Claims edge up in US as inflation test looms

US unemployment benefit claims rose last week but stayed at levels that still point to a labour market holding together, even as investors and policymakers brace for a March inflation reading that could complicate the Federal Reserve’s next move.

Initial claims for state unemployment benefits increased by 16,000 to 219,000 in the week ended April 4, according to Labor Department data released on Thursday. The prior week’s figure was revised up to 203,000 from 202,000. Continuing claims, a proxy for the number of people receiving ongoing support, fell by 43,000 to 1.794 million in the week ended March 28.

The figures suggest lay-offs remain contained even as hiring conditions have become more selective. Economists have been watching claims closely for any sign that business caution, geopolitical strains and higher input costs are feeding into staffing decisions. For now, the claims data do not point to a sharp deterioration in employment, though they fit a broader picture of a labour market that is no longer as buoyant as it was a year earlier.

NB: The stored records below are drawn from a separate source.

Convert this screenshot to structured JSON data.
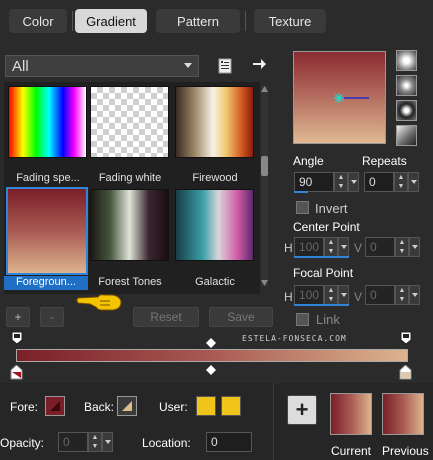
{
  "tabs": [
    {
      "label": "Color",
      "active": false
    },
    {
      "label": "Gradient",
      "active": true
    },
    {
      "label": "Pattern",
      "active": false
    },
    {
      "label": "Texture",
      "active": false
    }
  ],
  "category": {
    "value": "All"
  },
  "gallery": {
    "items": [
      {
        "label": "Fading spe...",
        "selected": false
      },
      {
        "label": "Fading white",
        "selected": false
      },
      {
        "label": "Firewood",
        "selected": false
      },
      {
        "label": "Foregroun...",
        "selected": true
      },
      {
        "label": "Forest Tones",
        "selected": false
      },
      {
        "label": "Galactic",
        "selected": false
      }
    ]
  },
  "gallery_buttons": {
    "add": "+",
    "remove": "-",
    "reset": "Reset",
    "save": "Save"
  },
  "angle": {
    "label": "Angle",
    "value": "90"
  },
  "repeats": {
    "label": "Repeats",
    "value": "0"
  },
  "invert": {
    "label": "Invert",
    "checked": false
  },
  "center_point": {
    "label": "Center Point",
    "h_label": "H",
    "h_value": "100",
    "v_label": "V",
    "v_value": "0"
  },
  "focal_point": {
    "label": "Focal Point",
    "h_label": "H",
    "h_value": "100",
    "v_label": "V",
    "v_value": "0"
  },
  "link": {
    "label": "Link",
    "checked": false
  },
  "watermark": "ESTELA-FONSECA.COM",
  "gradient": {
    "start_color": "#7a1f28",
    "end_color": "#dcb48e"
  },
  "bottom": {
    "fore_label": "Fore:",
    "back_label": "Back:",
    "user_label": "User:",
    "user_colors": [
      "#f0c41a",
      "#f0c41a"
    ],
    "opacity_label": "Opacity:",
    "opacity_value": "0",
    "location_label": "Location:",
    "location_value": "0",
    "current_label": "Current",
    "previous_label": "Previous"
  }
}
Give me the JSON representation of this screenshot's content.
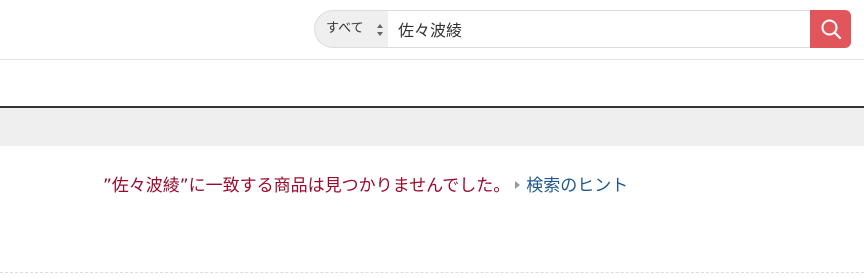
{
  "search": {
    "category_label": "すべて",
    "query_value": "佐々波綾",
    "button_color": "#e0565a"
  },
  "results": {
    "no_results_message": "”佐々波綾”に一致する商品は見つかりませんでした。",
    "hint_link_label": "検索のヒント",
    "message_color": "#990a2c",
    "link_color": "#1e5a8f"
  }
}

Attention is now shifting to Friday’s Consumer Price Index report for March, which is due at 8.30am Eastern Time. Economists surveyed by Reuters said consumer prices could rise by as much as 1.0% month on month, a pace that would mark a pronounced acceleration and keep inflation well above the Fed’s 2% target. Reuters said such an outcome could lift the annual rate to around 3.3%.

That combination of steady claims and firmer price pressures leaves the central bank facing an awkward balance. A resilient labour market reduces the urgency for rate cuts, while a hotter inflation reading would strengthen the argument for keeping policy tight for longer. Reuters reported that Fed policymakers were already debating whether renewed price pressure might even reopen discussion of further tightening, though the benchmark policy rate currently stands at 3.50% to 3.75%.

Last week’s monthly employment report had already underscored the mixed nature of the US economy. Non-farm payrolls rose by 178,000 in March, comfortably above economists’ expectations, while the unemployment rate edged down to 4.3% from 4.4%. That headline strength suggested employers were still adding workers despite uncertainty over trade, energy prices and global politics.

Beneath the surface, however, the labour market appears less robust than the payroll figure alone suggests. Reuters analysis of the March jobs report showed the labour force shrank for the third time in four months, and wage growth remained modest, with average hourly earnings rising just 0.2% on the month and 3.5% from a year earlier. That matters because slower wage gains can ease inflation over time, but they also signal diminished bargaining power for workers and a less dynamic hiring environment.

Younger workers and new graduates are among those facing the toughest conditions. Reuters reported that entry-level opportunities have become harder to secure, with analysts pointing to subdued labour turnover and the growing use of artificial intelligence in junior white-collar roles. At the same time, employers appear reluctant to shed staff aggressively, creating a low-hiring, low-firing environment that keeps claims subdued while making it harder for jobseekers to move.

The inflation outlook is being shaped by more than domestic demand. Reuters said the latest concerns centre on higher oil prices linked to conflict involving Iran and disruption fears around the Strait of Hormuz, a vital artery for global crude shipments. If those energy costs feed quickly into transport and household bills, March may prove to be the first clear sign that external shocks are once again seeping into US consumer prices.

For markets, the immediate question is whether Thursday’s claims numbers and Friday’s inflation release reinforce the view that the economy remains sturdy enough to absorb restrictive monetary policy. Bond investors and currency traders have been recalibrating expectations around when the Fed might next move, with strong payroll growth already pushing back hopes of near-term easing. A CPI print near the top end of forecasts would harden that position.

Even so, the claims data offer one measure of reassurance. Levels near 219,000 remain low by historical standards and far below the readings usually associated with an economy slipping into recession. What they show instead is an economy still generating enough stability to prevent a broad labour-market break, but one now entering a more delicate phase in which inflation, not employment, may once again dominate the policy debate.